I have a rather strange problem. I put a cp command in cron but it doesn't copy the file. I put the same command under cron in a debian box and it works fine. My command in cron is:

53 1 * * 5 (cd /blah; cp fd_test.xml fd_twantrd.xml) >> /var/cron/log 2>&1

So, this runs at 1:53am on only Fridays and copies fd_test.xml to fd_twantrd.xml. This crontab is under a normal user (not root). If I log in as that user's account and run the command it's fine. But if it's in cron, it just won't copy the file.

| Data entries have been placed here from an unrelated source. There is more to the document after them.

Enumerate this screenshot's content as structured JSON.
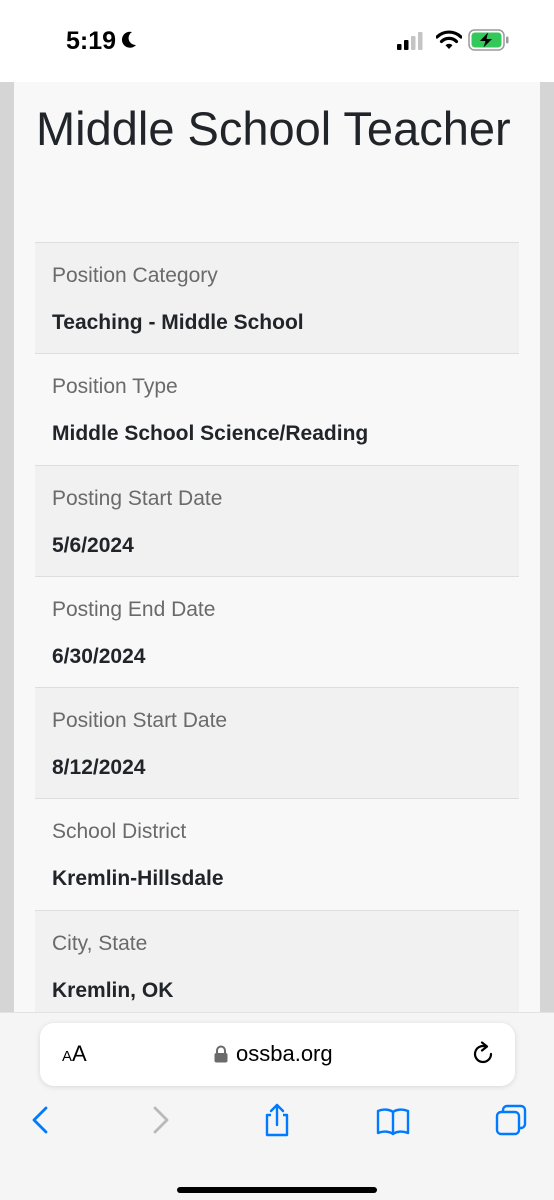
{
  "status_bar": {
    "time": "5:19",
    "icons": [
      "moon-icon",
      "cellular-signal-icon",
      "wifi-icon",
      "battery-charging-icon"
    ]
  },
  "page": {
    "title": "Middle School Teacher",
    "fields": [
      {
        "label": "Position Category",
        "value": "Teaching - Middle School"
      },
      {
        "label": "Position Type",
        "value": "Middle School Science/Reading"
      },
      {
        "label": "Posting Start Date",
        "value": "5/6/2024"
      },
      {
        "label": "Posting End Date",
        "value": "6/30/2024"
      },
      {
        "label": "Position Start Date",
        "value": "8/12/2024"
      },
      {
        "label": "School District",
        "value": "Kremlin-Hillsdale"
      },
      {
        "label": "City, State",
        "value": "Kremlin, OK"
      }
    ]
  },
  "browser": {
    "text_size_label_small": "A",
    "text_size_label_large": "A",
    "url": "ossba.org",
    "toolbar_icons": [
      "back-arrow-icon",
      "forward-arrow-icon",
      "share-icon",
      "bookmarks-icon",
      "tabs-icon"
    ],
    "accent_color": "#007aff",
    "battery_color": "#34c759"
  }
}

Is it a solaris thing? A bit stumped. I could write a script to do this but I'd rather find the problem rather than come up with a workaround. This should be very simple to do. If it helps, this is on solaris 7. Thanks..

-twantrd

jlliagre 07-29-2005 07:55 AM

Anything interesting in /var/cron/log ?
and before that, is the normal user allowed to write on that log file ?
It shouldn't anyway, you'd rather use a custom file for your user's cron logs.

twantrd 07-29-2005 06:10 PM

Hi Jlliagre,

Nothing interseting in the logs:

> CMD: (cd /blah; cp fd_friday.xml fd_twantrd.xml) >> /var/cron/log 2
>&1
> webadmin 4288 c Fri Jul 29 01:22:00 2005
< webadmin 4288 c Fri Jul 29 01:22:00 2005 rc=1

That's all it says. And no, the user cannot write to the log file - but does that really matter?
I'm so stumped as to why cron doesn't copy the file...hmm.

-twantrd

jlliagre 07-29-2005 09:24 PM

Quote:

That's all it says. And no, the user cannot write to the log file - but does that really matter?
I believe it does really matter.

This is my guess:

Before running the command, cron has first to manage its input and output files, and as you wrote, it cannot open stdout nor stderr !
Why do you want cron bothering go further ... it simply fails, and is prevented to tell it to you by this foolish redirection ...

twantrd 07-30-2005 01:11 PM

I just wanted cron to redirect output to a cron log file for examination if something happened. I'll take the route that you mentioned - saving it a file that the user can write to. Yes, you were correct. Once I took out ">> /var/cron/log" in the cron entry, it worked. Thanks for your help. Just learned something new.